WITHOUT the help of crofters, the distinctive rasping call of the corncrake could have fallen silent in Scotland, the Scottish Crofting Federation annual gathering in Oban was told.
According to RSPB Scotland but for the intervention of crofters and farmers the corncrake could have been all but wiped out following the dramatic declines in population across the UK during the 20th century.

A shy and elusive species, corncrakes are frequently heard but not seen, preferring instead to seek cover in nettle beds or the waving grasses of hay meadows. However, a loss of this habitat and changes in farming methods saw numbers decrease significantly.

That this bird can still be heard at all is thanks to the vital work undertaken by the farmers and crofters, says RSPB Scotland.

Corncrake numbers have increased in Scotland from fewer than 500 in 1993 to over 1,200 today. But their continued survival depends upon the cattle-based and mixed farming and crofting systems that provide the habitat they need, and is by no means guaranteed.

Speaking of the need to reform the Common Agriculture Policy (CAP) to better target funds towards crofting, Vicki Swales, head of land use policy for RSPB Scotland, said: "The CAP doesn't fit crofting. It fails to recognise the high nature value of such farming systems and the contribution they make to our natural and cultural heritage.

"The majority of CAP support favours large scale, intensive farms rather than extensively managed family farms and crofts.
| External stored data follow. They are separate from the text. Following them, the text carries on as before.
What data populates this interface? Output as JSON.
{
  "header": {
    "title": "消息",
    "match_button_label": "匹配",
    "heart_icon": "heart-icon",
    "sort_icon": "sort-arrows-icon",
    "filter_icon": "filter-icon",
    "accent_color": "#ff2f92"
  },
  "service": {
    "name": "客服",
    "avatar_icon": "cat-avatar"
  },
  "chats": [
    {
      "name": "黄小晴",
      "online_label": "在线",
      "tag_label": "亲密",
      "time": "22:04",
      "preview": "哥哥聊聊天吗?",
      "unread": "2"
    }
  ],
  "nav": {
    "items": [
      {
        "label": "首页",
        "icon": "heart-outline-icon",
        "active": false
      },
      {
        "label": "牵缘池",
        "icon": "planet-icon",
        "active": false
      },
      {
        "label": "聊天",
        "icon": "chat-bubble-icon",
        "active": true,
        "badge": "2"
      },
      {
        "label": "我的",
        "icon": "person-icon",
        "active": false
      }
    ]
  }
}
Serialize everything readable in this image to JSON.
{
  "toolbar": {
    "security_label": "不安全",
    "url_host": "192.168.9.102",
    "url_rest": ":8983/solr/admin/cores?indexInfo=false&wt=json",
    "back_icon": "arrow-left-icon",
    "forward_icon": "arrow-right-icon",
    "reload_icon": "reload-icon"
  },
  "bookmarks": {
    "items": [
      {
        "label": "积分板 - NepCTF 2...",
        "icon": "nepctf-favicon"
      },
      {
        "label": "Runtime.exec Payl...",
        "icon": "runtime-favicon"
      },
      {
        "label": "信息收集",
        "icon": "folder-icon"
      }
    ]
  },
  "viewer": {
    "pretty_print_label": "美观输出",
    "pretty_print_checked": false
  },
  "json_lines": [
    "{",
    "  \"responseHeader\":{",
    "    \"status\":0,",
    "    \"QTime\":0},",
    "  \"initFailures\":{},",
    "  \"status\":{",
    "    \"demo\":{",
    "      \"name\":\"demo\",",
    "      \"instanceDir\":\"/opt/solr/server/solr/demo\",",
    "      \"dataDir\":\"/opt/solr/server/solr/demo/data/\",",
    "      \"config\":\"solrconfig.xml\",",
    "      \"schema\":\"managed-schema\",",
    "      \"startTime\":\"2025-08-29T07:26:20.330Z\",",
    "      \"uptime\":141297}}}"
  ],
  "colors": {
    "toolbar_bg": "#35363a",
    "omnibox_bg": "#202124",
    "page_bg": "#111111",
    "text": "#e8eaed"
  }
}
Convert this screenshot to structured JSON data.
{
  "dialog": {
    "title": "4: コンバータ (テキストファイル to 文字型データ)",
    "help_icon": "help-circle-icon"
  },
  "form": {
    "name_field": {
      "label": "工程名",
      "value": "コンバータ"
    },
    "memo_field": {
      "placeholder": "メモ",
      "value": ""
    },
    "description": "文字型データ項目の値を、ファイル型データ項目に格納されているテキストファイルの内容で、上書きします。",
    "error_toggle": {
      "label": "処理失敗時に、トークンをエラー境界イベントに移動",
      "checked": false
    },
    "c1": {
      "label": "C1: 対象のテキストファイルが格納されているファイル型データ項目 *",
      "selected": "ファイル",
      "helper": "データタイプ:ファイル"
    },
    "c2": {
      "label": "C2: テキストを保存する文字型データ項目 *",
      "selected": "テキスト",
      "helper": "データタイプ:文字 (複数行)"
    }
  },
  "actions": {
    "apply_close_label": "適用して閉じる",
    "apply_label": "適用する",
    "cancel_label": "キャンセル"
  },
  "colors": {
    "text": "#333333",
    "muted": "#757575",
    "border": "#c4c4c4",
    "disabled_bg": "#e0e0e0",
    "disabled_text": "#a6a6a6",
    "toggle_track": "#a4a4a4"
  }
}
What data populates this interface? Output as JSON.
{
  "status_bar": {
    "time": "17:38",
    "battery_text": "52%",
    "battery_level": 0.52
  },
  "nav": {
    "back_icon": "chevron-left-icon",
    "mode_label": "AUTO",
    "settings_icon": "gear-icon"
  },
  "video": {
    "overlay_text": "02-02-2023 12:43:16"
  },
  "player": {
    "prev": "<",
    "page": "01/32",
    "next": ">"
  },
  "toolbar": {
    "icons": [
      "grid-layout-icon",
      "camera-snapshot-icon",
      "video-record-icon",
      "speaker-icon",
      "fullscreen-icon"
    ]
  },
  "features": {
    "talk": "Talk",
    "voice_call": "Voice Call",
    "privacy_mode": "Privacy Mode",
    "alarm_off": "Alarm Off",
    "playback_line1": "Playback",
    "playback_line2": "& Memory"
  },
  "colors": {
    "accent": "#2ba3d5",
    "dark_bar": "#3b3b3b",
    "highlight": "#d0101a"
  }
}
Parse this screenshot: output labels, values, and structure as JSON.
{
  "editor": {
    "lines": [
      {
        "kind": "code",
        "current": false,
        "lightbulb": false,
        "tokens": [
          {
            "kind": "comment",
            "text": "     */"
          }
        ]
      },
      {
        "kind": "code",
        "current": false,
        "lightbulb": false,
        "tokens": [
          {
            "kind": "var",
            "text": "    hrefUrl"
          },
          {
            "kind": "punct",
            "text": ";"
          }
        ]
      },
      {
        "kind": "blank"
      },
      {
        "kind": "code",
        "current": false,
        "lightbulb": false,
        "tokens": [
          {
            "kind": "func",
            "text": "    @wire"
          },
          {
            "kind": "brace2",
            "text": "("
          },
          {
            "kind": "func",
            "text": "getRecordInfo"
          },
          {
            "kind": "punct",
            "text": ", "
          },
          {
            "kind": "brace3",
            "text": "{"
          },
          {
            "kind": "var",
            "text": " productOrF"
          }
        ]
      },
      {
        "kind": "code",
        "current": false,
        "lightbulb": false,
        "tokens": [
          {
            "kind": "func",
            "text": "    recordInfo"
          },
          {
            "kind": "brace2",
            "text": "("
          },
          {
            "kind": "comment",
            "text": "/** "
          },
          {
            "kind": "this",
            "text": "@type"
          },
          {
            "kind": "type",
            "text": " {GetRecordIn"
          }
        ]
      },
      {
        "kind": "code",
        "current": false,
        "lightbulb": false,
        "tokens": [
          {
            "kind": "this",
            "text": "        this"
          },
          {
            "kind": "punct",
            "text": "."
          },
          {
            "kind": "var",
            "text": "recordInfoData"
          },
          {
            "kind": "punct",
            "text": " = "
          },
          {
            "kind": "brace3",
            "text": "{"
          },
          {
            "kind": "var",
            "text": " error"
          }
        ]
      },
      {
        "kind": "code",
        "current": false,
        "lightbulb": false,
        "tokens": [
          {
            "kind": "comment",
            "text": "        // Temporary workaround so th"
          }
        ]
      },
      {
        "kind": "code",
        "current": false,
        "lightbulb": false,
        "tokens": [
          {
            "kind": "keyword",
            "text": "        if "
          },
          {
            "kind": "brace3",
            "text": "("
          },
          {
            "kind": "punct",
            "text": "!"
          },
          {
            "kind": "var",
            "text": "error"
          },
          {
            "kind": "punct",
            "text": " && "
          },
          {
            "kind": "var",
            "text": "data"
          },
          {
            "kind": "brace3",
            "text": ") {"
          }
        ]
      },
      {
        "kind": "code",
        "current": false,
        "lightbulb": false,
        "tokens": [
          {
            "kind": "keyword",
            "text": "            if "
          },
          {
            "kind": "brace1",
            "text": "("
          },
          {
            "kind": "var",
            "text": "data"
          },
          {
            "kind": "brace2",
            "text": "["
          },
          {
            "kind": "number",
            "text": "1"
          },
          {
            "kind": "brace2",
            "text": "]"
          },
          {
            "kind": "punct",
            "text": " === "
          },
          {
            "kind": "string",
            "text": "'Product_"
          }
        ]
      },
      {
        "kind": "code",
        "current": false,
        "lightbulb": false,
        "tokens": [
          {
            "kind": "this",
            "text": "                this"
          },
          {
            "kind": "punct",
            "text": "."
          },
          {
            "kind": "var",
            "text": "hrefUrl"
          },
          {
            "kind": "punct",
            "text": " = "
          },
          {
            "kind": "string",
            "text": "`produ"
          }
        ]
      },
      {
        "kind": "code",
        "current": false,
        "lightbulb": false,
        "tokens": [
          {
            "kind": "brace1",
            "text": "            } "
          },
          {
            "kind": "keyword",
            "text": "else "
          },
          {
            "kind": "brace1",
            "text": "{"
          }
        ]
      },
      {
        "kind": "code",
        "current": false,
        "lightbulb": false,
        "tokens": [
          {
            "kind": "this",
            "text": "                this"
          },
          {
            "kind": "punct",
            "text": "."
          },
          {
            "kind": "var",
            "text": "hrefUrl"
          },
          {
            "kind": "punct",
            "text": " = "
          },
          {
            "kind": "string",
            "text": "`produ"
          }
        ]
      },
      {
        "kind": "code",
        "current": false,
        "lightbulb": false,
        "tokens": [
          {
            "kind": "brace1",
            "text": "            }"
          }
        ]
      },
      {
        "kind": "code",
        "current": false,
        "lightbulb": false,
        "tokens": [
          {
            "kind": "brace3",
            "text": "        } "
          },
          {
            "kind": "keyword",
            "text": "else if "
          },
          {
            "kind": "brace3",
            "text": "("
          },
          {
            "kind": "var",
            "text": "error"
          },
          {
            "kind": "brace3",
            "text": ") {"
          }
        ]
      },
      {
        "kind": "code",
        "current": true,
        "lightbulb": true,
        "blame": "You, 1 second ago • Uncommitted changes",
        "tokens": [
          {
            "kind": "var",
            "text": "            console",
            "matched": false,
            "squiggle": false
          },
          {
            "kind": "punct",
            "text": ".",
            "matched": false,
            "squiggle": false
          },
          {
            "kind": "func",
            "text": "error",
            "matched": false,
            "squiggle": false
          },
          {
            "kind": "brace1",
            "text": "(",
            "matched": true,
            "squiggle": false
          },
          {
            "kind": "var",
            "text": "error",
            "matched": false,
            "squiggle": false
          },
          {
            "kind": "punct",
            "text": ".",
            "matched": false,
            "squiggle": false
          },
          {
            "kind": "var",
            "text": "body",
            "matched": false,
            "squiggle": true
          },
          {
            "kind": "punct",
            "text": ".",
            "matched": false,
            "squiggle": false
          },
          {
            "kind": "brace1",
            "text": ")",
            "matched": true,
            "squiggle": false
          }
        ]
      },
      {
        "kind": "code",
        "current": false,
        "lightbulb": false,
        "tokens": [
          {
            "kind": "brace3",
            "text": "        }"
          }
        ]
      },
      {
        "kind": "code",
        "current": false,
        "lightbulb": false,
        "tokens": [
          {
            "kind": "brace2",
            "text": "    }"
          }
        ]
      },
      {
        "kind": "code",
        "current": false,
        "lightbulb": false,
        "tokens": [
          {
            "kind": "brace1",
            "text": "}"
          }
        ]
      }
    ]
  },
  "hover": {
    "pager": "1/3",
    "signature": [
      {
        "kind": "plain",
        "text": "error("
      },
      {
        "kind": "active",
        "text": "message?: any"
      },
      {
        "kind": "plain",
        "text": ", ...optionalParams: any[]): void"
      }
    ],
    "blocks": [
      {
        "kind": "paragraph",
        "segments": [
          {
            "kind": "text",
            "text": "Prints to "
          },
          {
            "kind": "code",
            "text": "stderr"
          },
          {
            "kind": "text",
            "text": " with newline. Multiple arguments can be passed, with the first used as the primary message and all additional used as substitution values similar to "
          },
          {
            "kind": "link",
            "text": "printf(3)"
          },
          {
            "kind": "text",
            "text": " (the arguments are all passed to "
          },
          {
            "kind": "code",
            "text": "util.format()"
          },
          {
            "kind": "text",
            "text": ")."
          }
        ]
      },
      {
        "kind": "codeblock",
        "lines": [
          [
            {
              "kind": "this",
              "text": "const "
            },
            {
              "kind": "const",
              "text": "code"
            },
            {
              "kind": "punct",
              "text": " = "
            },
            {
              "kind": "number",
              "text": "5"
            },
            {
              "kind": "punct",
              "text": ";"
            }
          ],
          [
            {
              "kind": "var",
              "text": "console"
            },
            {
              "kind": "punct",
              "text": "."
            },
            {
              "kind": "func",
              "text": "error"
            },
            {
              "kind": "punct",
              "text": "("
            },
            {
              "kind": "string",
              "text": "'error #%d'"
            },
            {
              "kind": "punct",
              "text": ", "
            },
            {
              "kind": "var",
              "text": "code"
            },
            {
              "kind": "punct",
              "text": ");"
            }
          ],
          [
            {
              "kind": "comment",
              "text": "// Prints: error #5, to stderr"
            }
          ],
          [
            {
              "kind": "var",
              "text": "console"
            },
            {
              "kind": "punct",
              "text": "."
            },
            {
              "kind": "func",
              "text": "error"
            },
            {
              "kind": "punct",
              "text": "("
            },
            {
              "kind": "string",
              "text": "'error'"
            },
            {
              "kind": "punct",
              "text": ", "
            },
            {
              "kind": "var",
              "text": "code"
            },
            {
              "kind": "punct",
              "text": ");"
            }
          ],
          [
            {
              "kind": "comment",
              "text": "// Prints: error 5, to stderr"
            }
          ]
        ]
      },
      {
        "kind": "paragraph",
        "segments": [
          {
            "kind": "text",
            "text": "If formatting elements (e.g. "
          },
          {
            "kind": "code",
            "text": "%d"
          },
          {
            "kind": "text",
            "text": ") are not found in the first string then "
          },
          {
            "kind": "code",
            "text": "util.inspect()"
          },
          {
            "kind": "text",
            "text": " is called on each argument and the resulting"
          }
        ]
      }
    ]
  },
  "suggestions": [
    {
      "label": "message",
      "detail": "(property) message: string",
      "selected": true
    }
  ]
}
"Reform of the CAP is currently under discussion in Brussels. With the CAP budget likely to be cut and the reasons for providing public funds to farming under scrutiny, there is growing interest in supporting those farming systems that deliver greatest public benefit."

Vicki Swales continued: "RSPB Scotland is calling for an overhaul of the CAP and for a new system of payments, including payments for High Nature Value farming and crofting. Alongside payments for rural development, this would help to secure the future both of crofting and amazing birds like the corncrake."

Corncrakes spend the winter in Africa, returning to the UK in spring. The males' rasping call gives them their scientific names, Crex crex.

They used to be widespread across the UK, but 150 years ago numbers started declining. By the 1990s, there were less than 500, almost all on the Scottish islands.

Here, crofting management systems continued to provide the conditions required by corncrakes, and so served directly to prevent the national extinction of this species.